Empirical Cumulative Distribution Function When summarizing a list of numeric values such as heights, it’s not useful to construct a distribution that assigns a proportion to each possible outcome. It is much more practical to define a function that operates on intervals rather than single values. The standard way of doing this is using the cumulative distribution function (CDF). As an example, we define the empirical cumulative distribution function (eCDF) for heights for male adult students.
library(tidyverse)
library(dslabs)
data("heights")
x <- heights %>% filter(sex=="Male") %>% .$height # take only males
F <- function(a) mean(x<=a) # define the eCDF: that is the probortion of cases equal to a
1 - F(70) # what is the prob. that a male student is higher than 70 inches
[1] 0.3768473
Theoretical Distribution The cumulative distribution for the normal distribution is defined by a mathematical formula, which in R can be obtained with the function pnorm. The normal distribution is derived mathematically. Apart from computing the average in the standard deviation, we don’t use data to define it.
1 - pnorm(70, mean(x), sd(x))
[1] 0.4247467
It does not make sense to ask what is the probability that a normally distributed value is 70. Instead, we define probabilities for intervals. So we could ask instead, what is a probability that someone is between 69.99 and 70.01.
Probability Density The probability density at x is defined as the function, we’re going to call it little f of x, such that the probability distribution big F of a, which is the probability of x being less than or equal to a, is the integral of all values up to a of little f of x dx.
For example, to use the normal approximation to estimate the probability of someone being taller than 76 inches, we can use the probability density.
avg <- mean(x)
s <- sd(x)
1 - pnorm(76, avg, s)
[1] 0.03206008
Monte Carlo Simulation We can run Monte Carlo simulations using normally distributed variables. R provides a function to generate normally distributed outcomes. Specifically, the rnorm function takes three arguments size, average, which defaults to 0, standard deviation, which defaults to 1. using the same data used above we can generate the relative normal distribution with the finction rnorm.
x <- heights %>% filter(sex=="Male") %>% .$height
n <- length(x)
avg <- mean(x)
s <- sd(x)
simulated_heights <- rnorm(n, avg, s)
data.frame(simulated_heights=simulated_heights) %>% ggplot(aes(simulated_heights)) +
geom_histogram(color="black", binwidth = 2)

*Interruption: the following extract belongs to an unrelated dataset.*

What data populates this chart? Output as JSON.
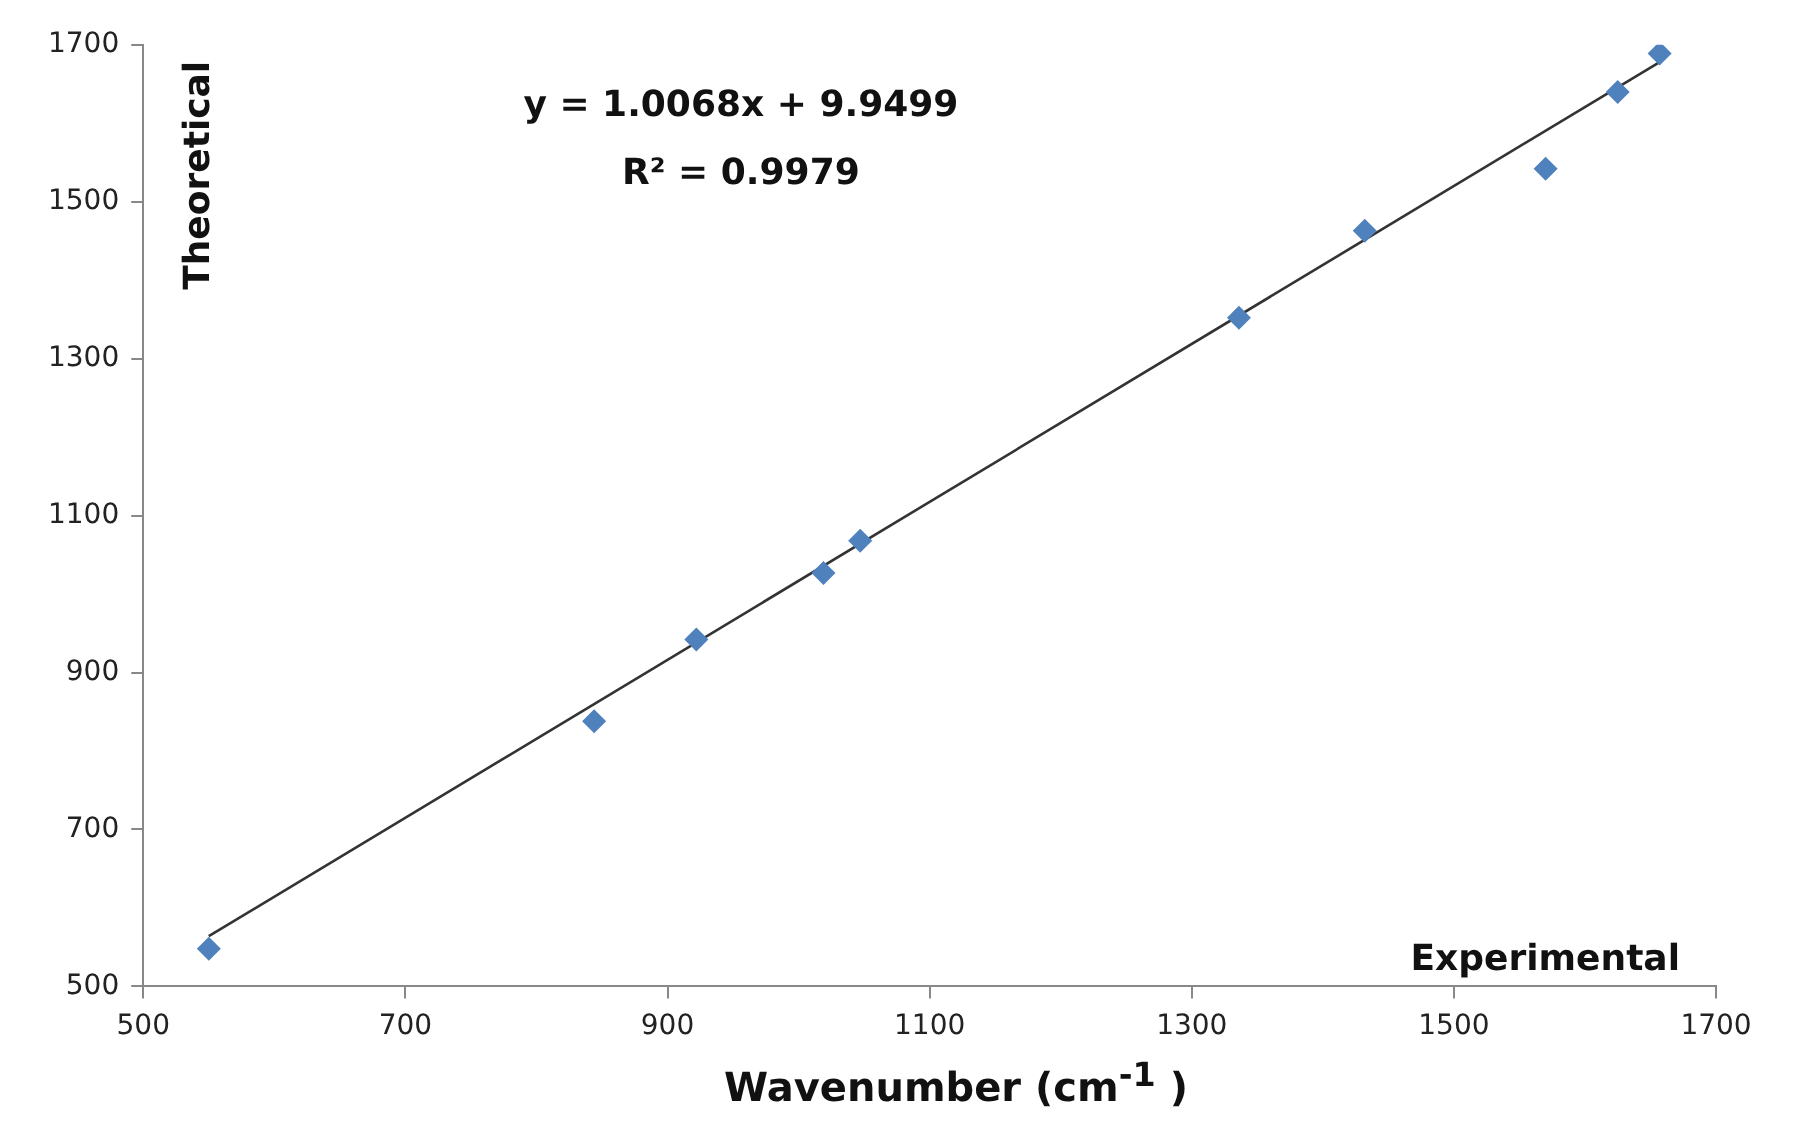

Not surprisingly, the distribution of these outcomes looks normal because they were generated to look normal. This is one of the most useful functions in R, as it will permit us to generate data that mimics naturally occurring events. It’ll let us answer questions related to what could happen by chance by running Monte Carlo simulations. For example, if we pick 800 males at random, what is the distribution of the tallest person? Specifically, we could ask, how rare is that the tallest person is a seven footer?
b <- 10000
tallest <- replicate(b, {
simulated_data <- rnorm(800, avg, s)
max(simulated_data)
})
mean(tallest >= 7*12)
[1] 0.0217
The normal distribution is not the only useful theoretical distribution. Other continuous distributions that we may encounter are student-t, the chi-squared, the exponential, the gamma, and the beta distribution. R provides functions to compute the density, the quantiles, the cumulative distribution function, and to generate Monte Carlos simulations for all these distributions.
Namely, using the letters d for density, q for quantile, p for probability density function, and r for random. By putting these letters in front of a shorthand for the distribution, gives us the names of these useful functions.
Statistical Inference In data science, we often deal with data that is affected by chance in some way. The data comes from a random sample, the data is affected by measurement error, or the data measures some outcome that is random in nature. Being able to quantify the uncertainty introduced by randomness is one of the most important jobs of a data scientist. For example, in epidemiological studies, we often assume that the subjects in our study are a random sample from the population of interest. Sampling models are therefore ubiquitous in data science. Data scientists talk about what could have been, but after we see what actually happened.